ICD-10: The road ahead

October 1st, 2015 / By Richard Averill, MS

After decades of development, endless regulatory hurdles and multiple delays, the implementation date for ICD-10 has arrived. If ICD-10 had a theme song, it certainly would be “The Long and Winding Road” by the Beatles. “Don’t leave me standing here” is the lyric that sums up the frustrations of enduring repeated last minute delays. Finally, the healthcare industry will no longer be left standing in the past, chained to the out-of-date and inadequate ICD-9 coding system.

The road to this point has certainly been long and winding. Reaching this milestone is the result of perseverance by all healthcare stakeholders, and the leadership of many—people like Sue Bowman of AHIMA, Pat Brooks at CMS, Marjorie Greenberg of the NCVHS, Nelly Leon-Chisen at the American Hospital Association, and Donna Pickett at NCHS. After the 2014 delay, virtually the entire healthcare industry came together to demand that we move forward. Through the Coalition for ICD-10 that demand was backed up by aggressive political advocacy and lobbying to Congress. No matter how many times the crocodile versus alligator bite example was brought up, no matter how many times the number of codes was brought up, ICD-10 advocates patiently explained the rationale and benefits of the specificity in ICD-10. Fortunately, common sense prevailed in the end.

Another lyric in the song, “…The wild and windy night,” reminds us that there will be challenges ahead. The healthcare industry as a whole, especially CMS, has made remarkable progress to be ICD-10 ready. But with a change of this magnitude it is almost impossible to avoid every bump in the road. While readiness to accept ICD-10 codes is nearly universal, the conversion of every internal system to ICD-10 may still be a work in progress for some organizations. But with good planning and the right resources this can be a manageable short-term challenge.

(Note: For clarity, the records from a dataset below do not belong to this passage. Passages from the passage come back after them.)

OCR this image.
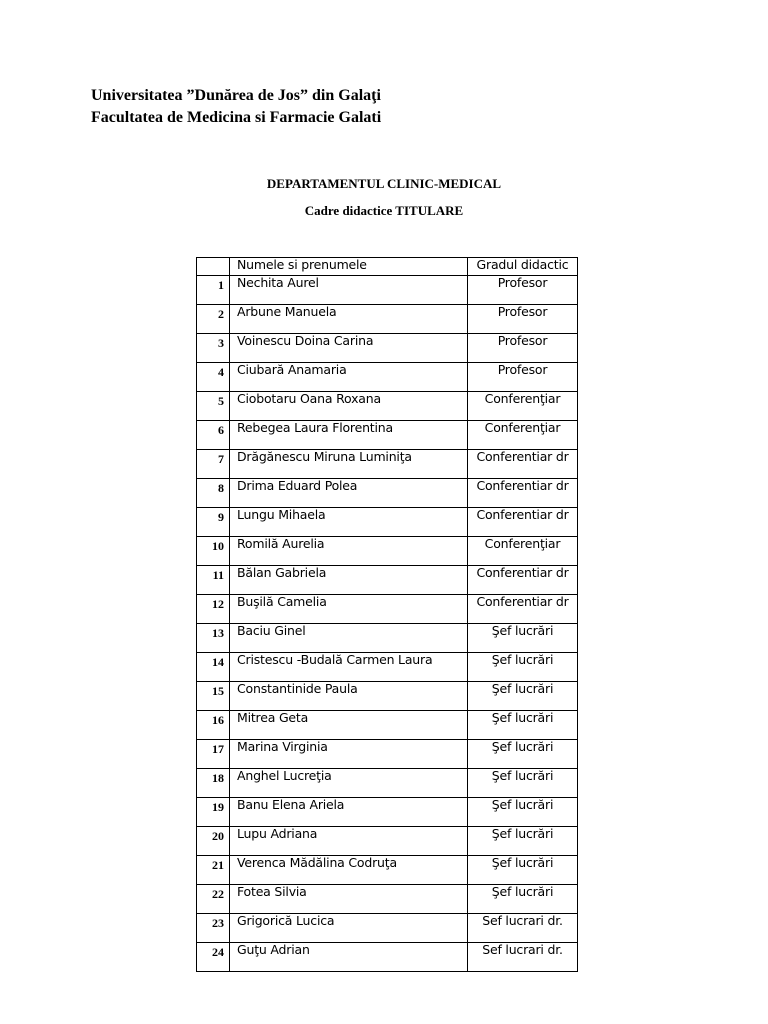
Universitatea ”Dunărea de Jos” din Galaţi
Facultatea de Medicina si Farmacie Galati
DEPARTAMENTUL CLINIC-MEDICAL
Cadre didactice TITULARE
	Numele si prenumele	Gradul didactic
1	Nechita Aurel	Profesor
2	Arbune Manuela	Profesor
3	Voinescu Doina Carina	Profesor
4	Ciubară Anamaria	Profesor
5	Ciobotaru Oana Roxana	Conferenţiar
6	Rebegea Laura Florentina	Conferenţiar
7	Drăgănescu Miruna Luminiţa	Conferentiar dr
8	Drima Eduard Polea	Conferentiar dr
9	Lungu Mihaela	Conferentiar dr
10	Romilă Aurelia	Conferenţiar
11	Bălan Gabriela	Conferentiar dr
12	Buşilă Camelia	Conferentiar dr
13	Baciu Ginel	Şef lucrări
14	Cristescu -Budală Carmen Laura	Şef lucrări
15	Constantinide Paula	Şef lucrări
16	Mitrea Geta	Şef lucrări
17	Marina Virginia	Şef lucrări
18	Anghel Lucreţia	Şef lucrări
19	Banu Elena Ariela	Şef lucrări
20	Lupu Adriana	Şef lucrări
21	Verenca Mădălina Codruţa	Şef lucrări
22	Fotea Silvia	Şef lucrări
23	Grigorică Lucica	Sef lucrari dr.
24	Guţu Adrian	Sef lucrari dr.
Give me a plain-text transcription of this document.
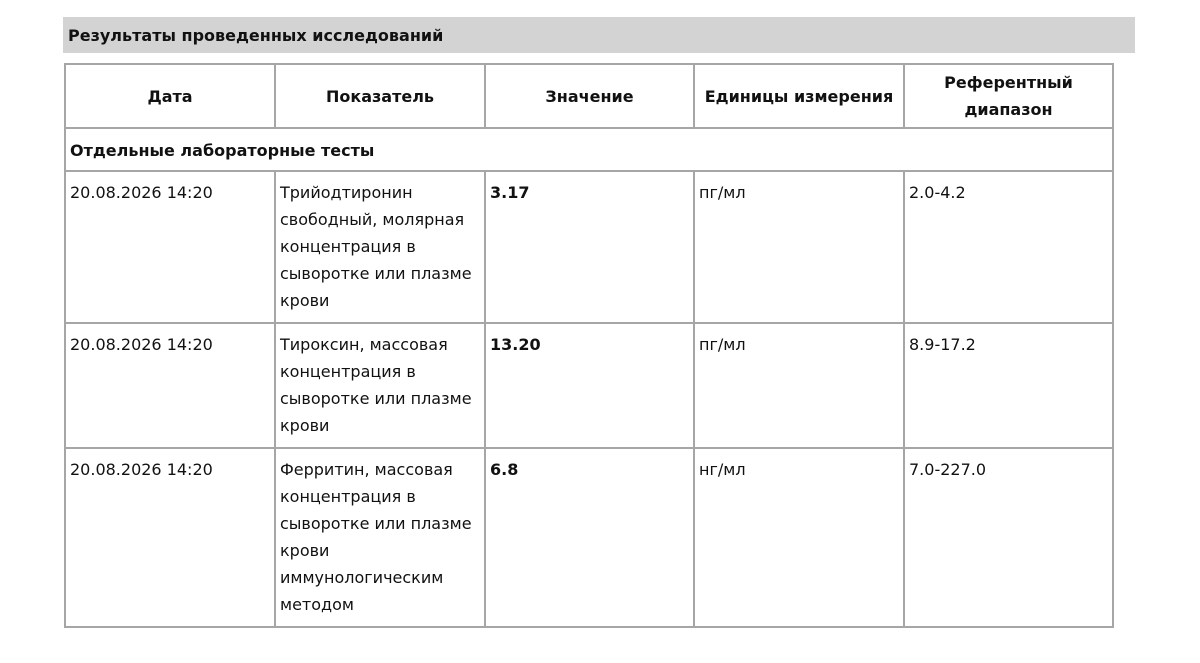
Результаты проведенных исследований
Дата	Показатель	Значение	Единицы измерения	Референтный диапазон
Отдельные лабораторные тесты				
20.08.2026 14:20	Трийодтиронин свободный, молярная концентрация в сыворотке или плазме крови	3.17	пг/мл	2.0-4.2
20.08.2026 14:20	Тироксин, массовая концентрация в сыворотке или плазме крови	13.20	пг/мл	8.9-17.2
20.08.2026 14:20	Ферритин, массовая концентрация в сыворотке или плазме крови иммунологическим методом	6.8	нг/мл	7.0-227.0
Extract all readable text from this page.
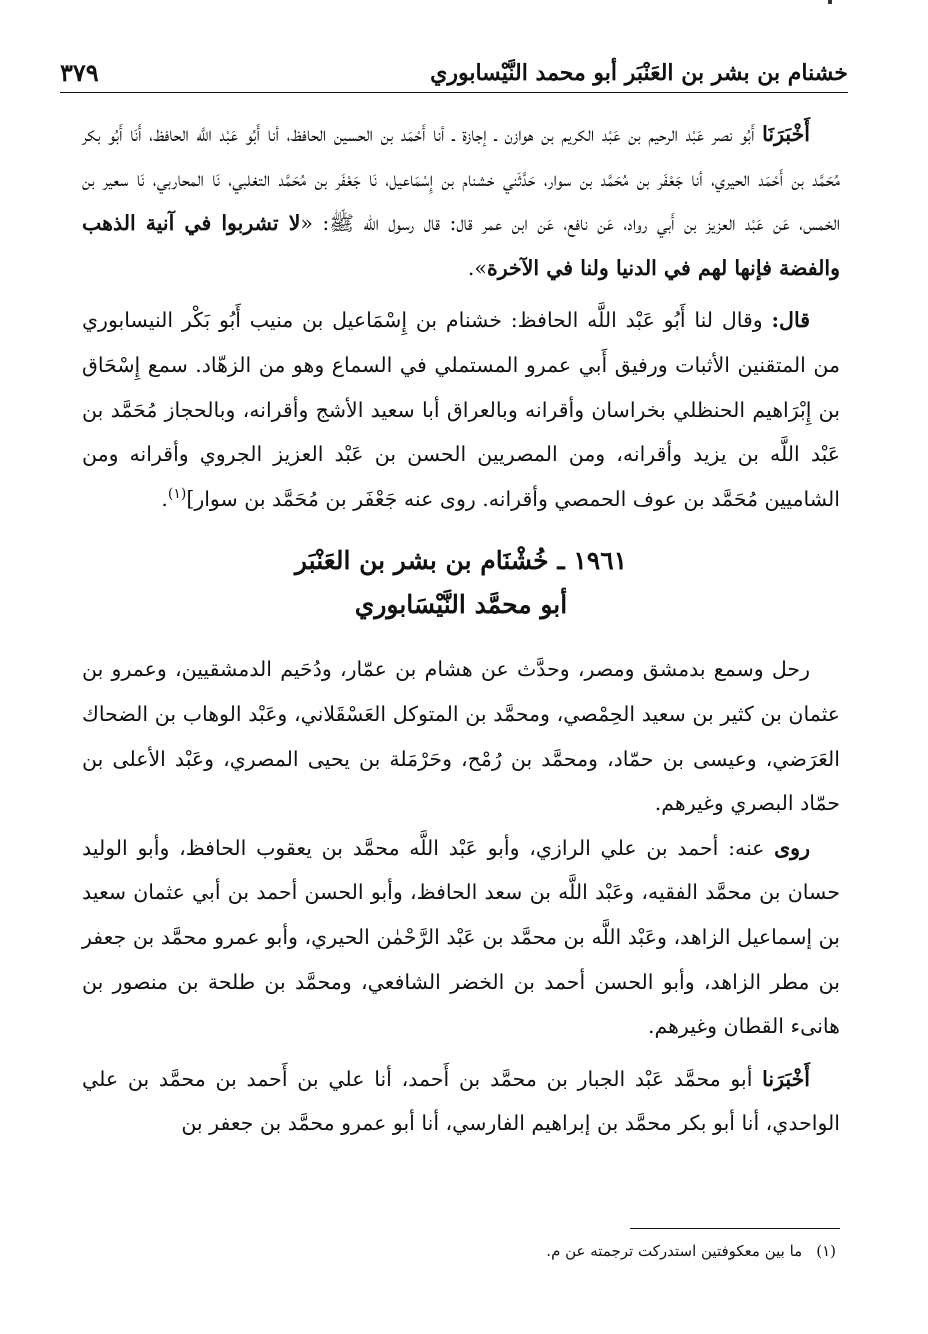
خشنام بن بشر بن العَنْبَر أبو محمد النَّيْسابوري
٣٧٩

أَخْبَرَنَا أَبُو نصر عَبْد الرحيم بن عَبْد الكريم بن هوازن ـ إجازة ـ أنا أَحْمَد بن الحسين الحافظ، أنا أَبُو عَبْد اللَّه الحافظ، أَنَا أَبُو بكر مُحَمَّد بن أَحْمَد الحيري، أنا جَعْفَر بن مُحَمَّد بن سوار، حَدَّثَني خشنام بن إِسْمَاعيل، نَا جَعْفَر بن مُحَمَّد التغلبي، نَا المحاربي، نَا سعير بن الخمس، عَن عَبْد العزيز بن أَبي رواد، عَن نافع، عَن ابن عمر قال: قال رسول الله ﷺ: «لا تشربوا في آنية الذهب والفضة فإنها لهم في الدنيا ولنا في الآخرة».

قال: وقال لنا أَبُو عَبْد اللَّه الحافظ: خشنام بن إِسْمَاعيل بن منيب أَبُو بَكْر النيسابوري من المتقنين الأثبات ورفيق أَبي عمرو المستملي في السماع وهو من الزهّاد. سمع إِسْحَاق بن إِبْرَاهيم الحنظلي بخراسان وأقرانه وبالعراق أبا سعيد الأشج وأقرانه، وبالحجاز مُحَمَّد بن عَبْد اللَّه بن يزيد وأقرانه، ومن المصريين الحسن بن عَبْد العزيز الجروي وأقرانه ومن الشاميين مُحَمَّد بن عوف الحمصي وأقرانه. روى عنه جَعْفَر بن مُحَمَّد بن سوار]$^{(١)}$.

١٩٦١ ـ خُشْنَام بن بشر بن العَنْبَر
أبو محمَّد النَّيْسَابوري

رحل وسمع بدمشق ومصر، وحدَّث عن هشام بن عمّار، ودُحَيم الدمشقيين، وعمرو بن عثمان بن كثير بن سعيد الحِمْصي، ومحمَّد بن المتوكل العَسْقَلاني، وعَبْد الوهاب بن الضحاك العَرَضي، وعيسى بن حمّاد، ومحمَّد بن رُمْح، وحَرْمَلة بن يحيى المصري، وعَبْد الأعلى بن حمّاد البصري وغيرهم.

روى عنه: أحمد بن علي الرازي، وأبو عَبْد اللَّه محمَّد بن يعقوب الحافظ، وأبو الوليد حسان بن محمَّد الفقيه، وعَبْد اللَّه بن سعد الحافظ، وأبو الحسن أحمد بن أبي عثمان سعيد بن إسماعيل الزاهد، وعَبْد اللَّه بن محمَّد بن عَبْد الرَّحْمٰن الحيري، وأبو عمرو محمَّد بن جعفر بن مطر الزاهد، وأبو الحسن أحمد بن الخضر الشافعي، ومحمَّد بن طلحة بن منصور بن هانىء القطان وغيرهم.

أَخْبَرَنا أبو محمَّد عَبْد الجبار بن محمَّد بن أَحمد، أنا علي بن أَحمد بن محمَّد بن علي الواحدي، أنا أبو بكر محمَّد بن إبراهيم الفارسي، أنا أبو عمرو محمَّد بن جعفر بن

(١)ما بين معكوفتين استدركت ترجمته عن م.
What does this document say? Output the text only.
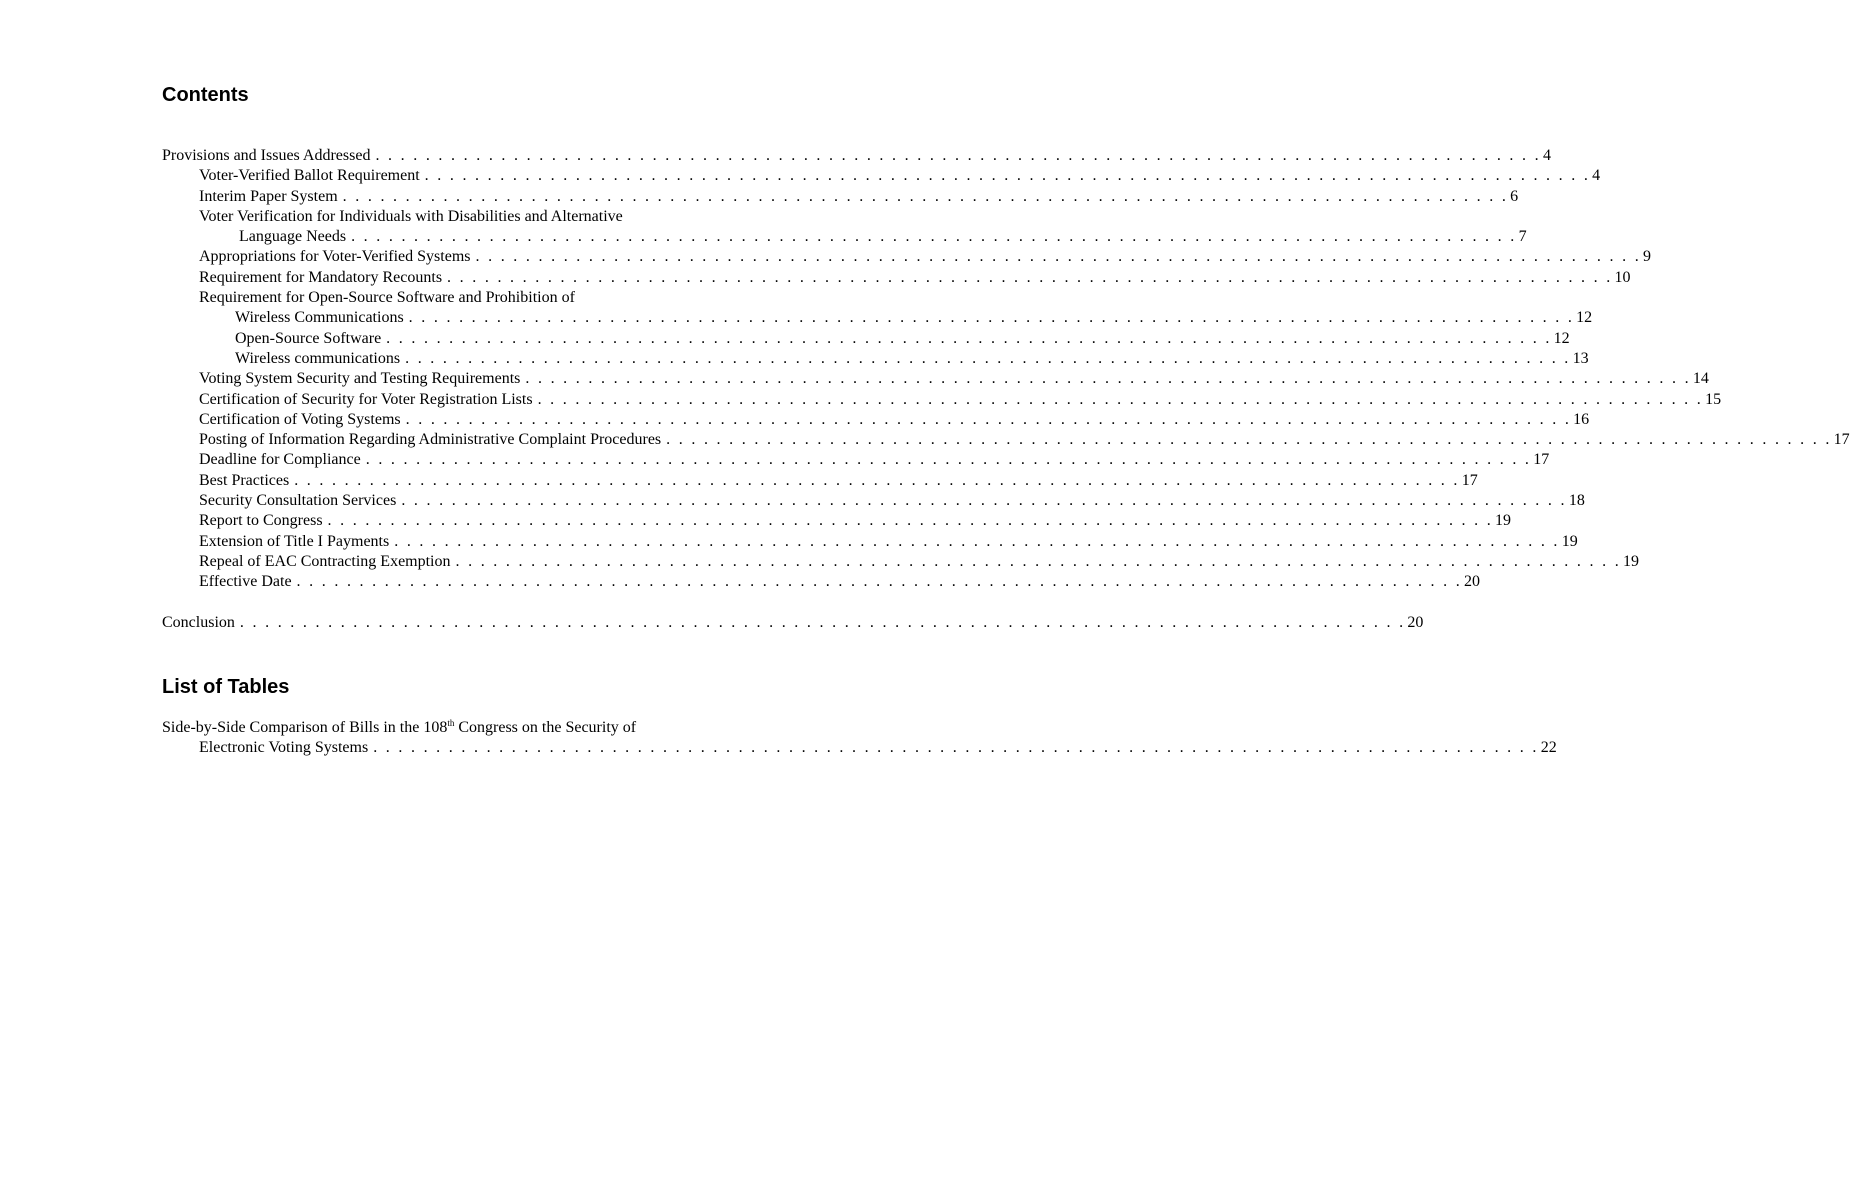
Contents
Provisions and Issues Addressed . . . . . . . . . . . . . . . . . . . . . . . . . . . . . . . . . . . . . . . . . . . . . . . . . . . . . . . . . . . . . . . . . . . . . . . . . . . . . . . . . . . . . . . . . . . . . 4
Voter-Verified Ballot Requirement . . . . . . . . . . . . . . . . . . . . . . . . . . . . . . . . . . . . . . . . . . . . . . . . . . . . . . . . . . . . . . . . . . . . . . . . . . . . . . . . . . . . . . . . . . . . . 4
Interim Paper System . . . . . . . . . . . . . . . . . . . . . . . . . . . . . . . . . . . . . . . . . . . . . . . . . . . . . . . . . . . . . . . . . . . . . . . . . . . . . . . . . . . . . . . . . . . . . 6
Voter Verification for Individuals with Disabilities and Alternative
Language Needs . . . . . . . . . . . . . . . . . . . . . . . . . . . . . . . . . . . . . . . . . . . . . . . . . . . . . . . . . . . . . . . . . . . . . . . . . . . . . . . . . . . . . . . . . . . . . 7
Appropriations for Voter-Verified Systems . . . . . . . . . . . . . . . . . . . . . . . . . . . . . . . . . . . . . . . . . . . . . . . . . . . . . . . . . . . . . . . . . . . . . . . . . . . . . . . . . . . . . . . . . . . . . 9
Requirement for Mandatory Recounts . . . . . . . . . . . . . . . . . . . . . . . . . . . . . . . . . . . . . . . . . . . . . . . . . . . . . . . . . . . . . . . . . . . . . . . . . . . . . . . . . . . . . . . . . . . . . 10
Requirement for Open-Source Software and Prohibition of
Wireless Communications . . . . . . . . . . . . . . . . . . . . . . . . . . . . . . . . . . . . . . . . . . . . . . . . . . . . . . . . . . . . . . . . . . . . . . . . . . . . . . . . . . . . . . . . . . . . . 12
Open-Source Software . . . . . . . . . . . . . . . . . . . . . . . . . . . . . . . . . . . . . . . . . . . . . . . . . . . . . . . . . . . . . . . . . . . . . . . . . . . . . . . . . . . . . . . . . . . . . 12
Wireless communications . . . . . . . . . . . . . . . . . . . . . . . . . . . . . . . . . . . . . . . . . . . . . . . . . . . . . . . . . . . . . . . . . . . . . . . . . . . . . . . . . . . . . . . . . . . . . 13
Voting System Security and Testing Requirements . . . . . . . . . . . . . . . . . . . . . . . . . . . . . . . . . . . . . . . . . . . . . . . . . . . . . . . . . . . . . . . . . . . . . . . . . . . . . . . . . . . . . . . . . . . . . 14
Certification of Security for Voter Registration Lists . . . . . . . . . . . . . . . . . . . . . . . . . . . . . . . . . . . . . . . . . . . . . . . . . . . . . . . . . . . . . . . . . . . . . . . . . . . . . . . . . . . . . . . . . . . . . 15
Certification of Voting Systems . . . . . . . . . . . . . . . . . . . . . . . . . . . . . . . . . . . . . . . . . . . . . . . . . . . . . . . . . . . . . . . . . . . . . . . . . . . . . . . . . . . . . . . . . . . . . 16
Posting of Information Regarding Administrative Complaint Procedures . . . . . . . . . . . . . . . . . . . . . . . . . . . . . . . . . . . . . . . . . . . . . . . . . . . . . . . . . . . . . . . . . . . . . . . . . . . . . . . . . . . . . . . . . . . . . 17
Deadline for Compliance . . . . . . . . . . . . . . . . . . . . . . . . . . . . . . . . . . . . . . . . . . . . . . . . . . . . . . . . . . . . . . . . . . . . . . . . . . . . . . . . . . . . . . . . . . . . . 17
Best Practices . . . . . . . . . . . . . . . . . . . . . . . . . . . . . . . . . . . . . . . . . . . . . . . . . . . . . . . . . . . . . . . . . . . . . . . . . . . . . . . . . . . . . . . . . . . . . 17
Security Consultation Services . . . . . . . . . . . . . . . . . . . . . . . . . . . . . . . . . . . . . . . . . . . . . . . . . . . . . . . . . . . . . . . . . . . . . . . . . . . . . . . . . . . . . . . . . . . . . 18
Report to Congress . . . . . . . . . . . . . . . . . . . . . . . . . . . . . . . . . . . . . . . . . . . . . . . . . . . . . . . . . . . . . . . . . . . . . . . . . . . . . . . . . . . . . . . . . . . . . 19
Extension of Title I Payments . . . . . . . . . . . . . . . . . . . . . . . . . . . . . . . . . . . . . . . . . . . . . . . . . . . . . . . . . . . . . . . . . . . . . . . . . . . . . . . . . . . . . . . . . . . . . 19
Repeal of EAC Contracting Exemption . . . . . . . . . . . . . . . . . . . . . . . . . . . . . . . . . . . . . . . . . . . . . . . . . . . . . . . . . . . . . . . . . . . . . . . . . . . . . . . . . . . . . . . . . . . . . 19
Effective Date . . . . . . . . . . . . . . . . . . . . . . . . . . . . . . . . . . . . . . . . . . . . . . . . . . . . . . . . . . . . . . . . . . . . . . . . . . . . . . . . . . . . . . . . . . . . . 20
Conclusion . . . . . . . . . . . . . . . . . . . . . . . . . . . . . . . . . . . . . . . . . . . . . . . . . . . . . . . . . . . . . . . . . . . . . . . . . . . . . . . . . . . . . . . . . . . . . 20
List of Tables
Side-by-Side Comparison of Bills in the 108th Congress on the Security of
Electronic Voting Systems . . . . . . . . . . . . . . . . . . . . . . . . . . . . . . . . . . . . . . . . . . . . . . . . . . . . . . . . . . . . . . . . . . . . . . . . . . . . . . . . . . . . . . . . . . . . . 22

The entire healthcare industry can now look forward to the enormous benefit that ICD-10 will bring from more accurate payments, a more precise assessment of quality, better detection of fraudulent claims, fewer claim rejections, fewer requests for additional information, more effective disease management, a better understanding of the efficacy of new technologies, and a greater ability to detect new and emerging health threats.

For the many 3M research analysts, nosologists, clinicians, software developers, consultants, and product, sales and support teams that have worked for so many years to help prepare the industry for ICD-10, we arrive at this moment with the continued commitment to help all our clients achieve a smooth and successful transition. The road may have been long and winding, but the destination is now in sight: a modern 21st century data infrastructure that lays the foundation for better, more affordable health care.

Richard Averill is senior healthcare policy advisor for 3M Health Information Systems.